Knowledge may be heading in the same direction. The valuable systems will not be those with the most information or the smoothest prose. They will be the systems that can show where a claim came from, how it was promoted, what supports it, what contradicts it, whether the evidence has converged and how the system would correct itself if it turns out to be wrong. The scarce resource will be the ability to demonstrate that the information has been stewarded rather than merely propagated.

The report of Jim Carrey’s death was harmless by comparison with the kinds of failure this could produce elsewhere. It was a celebrity death hoax - visible long enough to be odd and then easy enough to dismiss - but failure modes often introduce themselves that way. They appear first as mildly absurd incidents which reveal the shape of a deeper weakness before someone finds a way to exploit it at a scale that causes actual harm.

The same pattern becomes far more serious when it touches emergency information, medical guidance, public safety, legal rights, product safety, financial markets or democratic institutions.

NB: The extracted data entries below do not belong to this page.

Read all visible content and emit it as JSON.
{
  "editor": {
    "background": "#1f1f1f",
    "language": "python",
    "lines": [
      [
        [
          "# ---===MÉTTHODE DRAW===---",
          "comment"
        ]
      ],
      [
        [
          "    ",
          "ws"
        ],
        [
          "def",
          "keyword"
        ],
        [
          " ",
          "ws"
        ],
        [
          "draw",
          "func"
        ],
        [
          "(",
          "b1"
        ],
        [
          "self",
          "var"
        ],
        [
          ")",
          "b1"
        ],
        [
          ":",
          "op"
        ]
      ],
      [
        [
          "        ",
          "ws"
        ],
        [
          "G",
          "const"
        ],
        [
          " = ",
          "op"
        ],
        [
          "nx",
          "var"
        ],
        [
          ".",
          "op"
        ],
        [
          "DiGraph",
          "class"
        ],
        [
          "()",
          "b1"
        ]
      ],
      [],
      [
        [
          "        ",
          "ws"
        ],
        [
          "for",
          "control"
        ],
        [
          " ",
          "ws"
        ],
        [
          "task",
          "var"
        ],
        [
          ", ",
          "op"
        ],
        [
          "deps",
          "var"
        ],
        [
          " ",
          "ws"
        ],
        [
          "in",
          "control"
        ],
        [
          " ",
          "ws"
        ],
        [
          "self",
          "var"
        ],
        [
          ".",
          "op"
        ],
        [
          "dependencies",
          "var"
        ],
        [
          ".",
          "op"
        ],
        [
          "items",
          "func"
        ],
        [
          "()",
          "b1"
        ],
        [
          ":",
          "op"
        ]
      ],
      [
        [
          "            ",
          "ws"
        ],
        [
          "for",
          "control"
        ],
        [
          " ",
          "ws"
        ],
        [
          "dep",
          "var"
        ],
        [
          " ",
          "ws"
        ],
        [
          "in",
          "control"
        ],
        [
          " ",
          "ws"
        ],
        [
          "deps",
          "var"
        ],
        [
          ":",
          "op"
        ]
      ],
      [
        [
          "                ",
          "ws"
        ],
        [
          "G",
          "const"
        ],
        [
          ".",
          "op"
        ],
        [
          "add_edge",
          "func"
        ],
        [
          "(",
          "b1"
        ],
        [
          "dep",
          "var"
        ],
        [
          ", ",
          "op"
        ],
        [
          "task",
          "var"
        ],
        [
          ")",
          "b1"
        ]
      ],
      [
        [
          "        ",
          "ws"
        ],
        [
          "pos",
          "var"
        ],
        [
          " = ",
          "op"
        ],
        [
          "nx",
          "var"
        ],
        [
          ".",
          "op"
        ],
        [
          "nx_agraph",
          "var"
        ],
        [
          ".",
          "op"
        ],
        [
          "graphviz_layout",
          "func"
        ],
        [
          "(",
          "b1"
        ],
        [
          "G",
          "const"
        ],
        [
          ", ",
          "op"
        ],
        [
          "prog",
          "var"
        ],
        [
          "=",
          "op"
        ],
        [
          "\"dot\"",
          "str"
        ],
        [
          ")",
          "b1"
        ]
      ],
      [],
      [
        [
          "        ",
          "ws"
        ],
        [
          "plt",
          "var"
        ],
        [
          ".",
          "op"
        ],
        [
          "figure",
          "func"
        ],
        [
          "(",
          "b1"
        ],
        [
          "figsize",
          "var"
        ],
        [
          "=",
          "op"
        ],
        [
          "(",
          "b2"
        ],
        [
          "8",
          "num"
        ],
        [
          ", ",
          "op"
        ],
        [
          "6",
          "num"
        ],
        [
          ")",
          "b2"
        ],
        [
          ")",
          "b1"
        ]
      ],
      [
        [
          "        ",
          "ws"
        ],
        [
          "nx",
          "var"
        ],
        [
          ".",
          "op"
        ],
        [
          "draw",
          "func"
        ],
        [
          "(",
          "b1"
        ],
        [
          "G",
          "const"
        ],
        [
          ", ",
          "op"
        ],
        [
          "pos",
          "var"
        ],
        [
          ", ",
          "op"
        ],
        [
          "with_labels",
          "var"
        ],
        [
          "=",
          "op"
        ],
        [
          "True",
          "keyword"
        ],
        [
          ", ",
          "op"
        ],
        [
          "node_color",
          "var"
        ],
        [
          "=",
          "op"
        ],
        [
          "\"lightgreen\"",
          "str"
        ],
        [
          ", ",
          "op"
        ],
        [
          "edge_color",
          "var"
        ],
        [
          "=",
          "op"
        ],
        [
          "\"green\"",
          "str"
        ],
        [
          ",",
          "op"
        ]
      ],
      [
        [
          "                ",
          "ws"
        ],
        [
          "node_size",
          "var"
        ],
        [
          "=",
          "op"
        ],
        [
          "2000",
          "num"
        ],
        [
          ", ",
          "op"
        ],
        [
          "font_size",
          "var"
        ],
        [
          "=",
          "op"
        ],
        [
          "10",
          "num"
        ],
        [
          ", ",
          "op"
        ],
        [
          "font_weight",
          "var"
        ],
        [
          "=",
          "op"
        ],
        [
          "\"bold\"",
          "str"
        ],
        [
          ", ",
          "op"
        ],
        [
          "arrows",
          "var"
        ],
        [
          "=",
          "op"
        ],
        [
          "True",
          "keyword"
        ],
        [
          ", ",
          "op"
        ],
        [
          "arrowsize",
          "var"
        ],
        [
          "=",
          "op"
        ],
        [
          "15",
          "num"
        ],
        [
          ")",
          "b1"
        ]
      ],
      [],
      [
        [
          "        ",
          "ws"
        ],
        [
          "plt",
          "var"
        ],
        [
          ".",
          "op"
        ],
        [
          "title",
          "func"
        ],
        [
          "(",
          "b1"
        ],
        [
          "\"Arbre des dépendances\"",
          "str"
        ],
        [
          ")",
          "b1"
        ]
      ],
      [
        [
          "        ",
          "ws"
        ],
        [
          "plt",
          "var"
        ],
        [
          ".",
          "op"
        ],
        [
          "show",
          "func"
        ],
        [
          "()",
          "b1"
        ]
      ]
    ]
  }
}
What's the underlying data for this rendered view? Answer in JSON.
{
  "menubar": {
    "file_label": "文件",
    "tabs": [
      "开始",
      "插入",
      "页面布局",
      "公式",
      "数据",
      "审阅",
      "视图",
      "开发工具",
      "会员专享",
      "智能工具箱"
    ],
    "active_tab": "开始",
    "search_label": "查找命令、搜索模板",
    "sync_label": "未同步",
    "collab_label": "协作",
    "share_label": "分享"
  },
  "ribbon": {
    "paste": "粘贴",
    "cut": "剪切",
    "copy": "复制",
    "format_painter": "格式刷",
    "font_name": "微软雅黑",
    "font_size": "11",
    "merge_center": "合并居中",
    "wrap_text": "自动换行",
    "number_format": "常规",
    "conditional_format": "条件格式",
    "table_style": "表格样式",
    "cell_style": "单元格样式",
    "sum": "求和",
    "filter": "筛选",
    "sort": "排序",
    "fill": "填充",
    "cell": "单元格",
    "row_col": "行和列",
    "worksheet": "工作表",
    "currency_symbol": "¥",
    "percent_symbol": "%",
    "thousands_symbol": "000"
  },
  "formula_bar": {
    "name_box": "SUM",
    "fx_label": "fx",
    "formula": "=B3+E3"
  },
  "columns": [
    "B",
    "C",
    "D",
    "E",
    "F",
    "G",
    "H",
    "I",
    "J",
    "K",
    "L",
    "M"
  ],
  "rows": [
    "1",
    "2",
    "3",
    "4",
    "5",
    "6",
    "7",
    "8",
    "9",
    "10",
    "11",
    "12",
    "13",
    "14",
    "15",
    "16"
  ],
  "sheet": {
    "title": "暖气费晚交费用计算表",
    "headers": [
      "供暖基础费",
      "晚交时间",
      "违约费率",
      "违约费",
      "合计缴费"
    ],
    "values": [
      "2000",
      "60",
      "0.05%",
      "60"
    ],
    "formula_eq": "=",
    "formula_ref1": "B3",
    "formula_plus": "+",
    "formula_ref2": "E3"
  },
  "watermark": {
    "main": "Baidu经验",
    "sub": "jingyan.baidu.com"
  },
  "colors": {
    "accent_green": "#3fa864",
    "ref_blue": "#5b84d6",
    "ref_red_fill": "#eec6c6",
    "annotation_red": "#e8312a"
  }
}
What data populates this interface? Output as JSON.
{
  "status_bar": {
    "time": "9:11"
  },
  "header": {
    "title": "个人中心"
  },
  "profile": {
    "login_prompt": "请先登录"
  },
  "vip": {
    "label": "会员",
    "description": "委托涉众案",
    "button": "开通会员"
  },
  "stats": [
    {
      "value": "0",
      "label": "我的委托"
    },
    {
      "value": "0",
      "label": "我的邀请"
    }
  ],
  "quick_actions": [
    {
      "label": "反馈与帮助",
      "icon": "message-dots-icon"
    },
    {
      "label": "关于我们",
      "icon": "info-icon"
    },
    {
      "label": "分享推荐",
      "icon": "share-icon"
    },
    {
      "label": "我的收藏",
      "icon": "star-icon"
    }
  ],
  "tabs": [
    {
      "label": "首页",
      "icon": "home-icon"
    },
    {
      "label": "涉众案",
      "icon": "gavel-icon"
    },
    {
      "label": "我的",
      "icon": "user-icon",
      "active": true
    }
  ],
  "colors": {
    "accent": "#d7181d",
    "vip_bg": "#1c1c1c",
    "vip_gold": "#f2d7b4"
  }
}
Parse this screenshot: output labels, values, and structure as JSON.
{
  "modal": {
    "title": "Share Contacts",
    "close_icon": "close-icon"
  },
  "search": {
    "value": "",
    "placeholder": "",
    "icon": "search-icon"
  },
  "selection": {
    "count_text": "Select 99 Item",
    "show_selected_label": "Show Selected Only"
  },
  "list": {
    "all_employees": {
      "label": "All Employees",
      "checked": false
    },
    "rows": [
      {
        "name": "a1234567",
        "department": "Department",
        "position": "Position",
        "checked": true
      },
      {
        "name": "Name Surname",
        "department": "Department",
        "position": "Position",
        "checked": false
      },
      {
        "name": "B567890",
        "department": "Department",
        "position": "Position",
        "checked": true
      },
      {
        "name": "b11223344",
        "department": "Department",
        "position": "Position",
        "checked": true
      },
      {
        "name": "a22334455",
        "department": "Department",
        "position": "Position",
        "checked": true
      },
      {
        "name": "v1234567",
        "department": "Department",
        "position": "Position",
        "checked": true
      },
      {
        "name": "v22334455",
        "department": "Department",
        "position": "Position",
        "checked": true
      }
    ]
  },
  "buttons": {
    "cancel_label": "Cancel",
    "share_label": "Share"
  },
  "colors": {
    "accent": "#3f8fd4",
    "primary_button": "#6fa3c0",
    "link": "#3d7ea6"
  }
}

The systems mediating those decisions will face the same underlying challenge: deciding when a claim has earned the right to be presented as knowledge, and doing so in a way that preserves provenance, uncertainty, correction and accountability.

For most of human history, the question “How do we know?”—often without a clear answer—belonged to philosophy. Over the last few centuries, it became one of the central questions of science. The systems now being built place that question directly inside software architecture. The next decade will spend less time discovering how quickly information can move and more time learning how information earns the right to be trusted.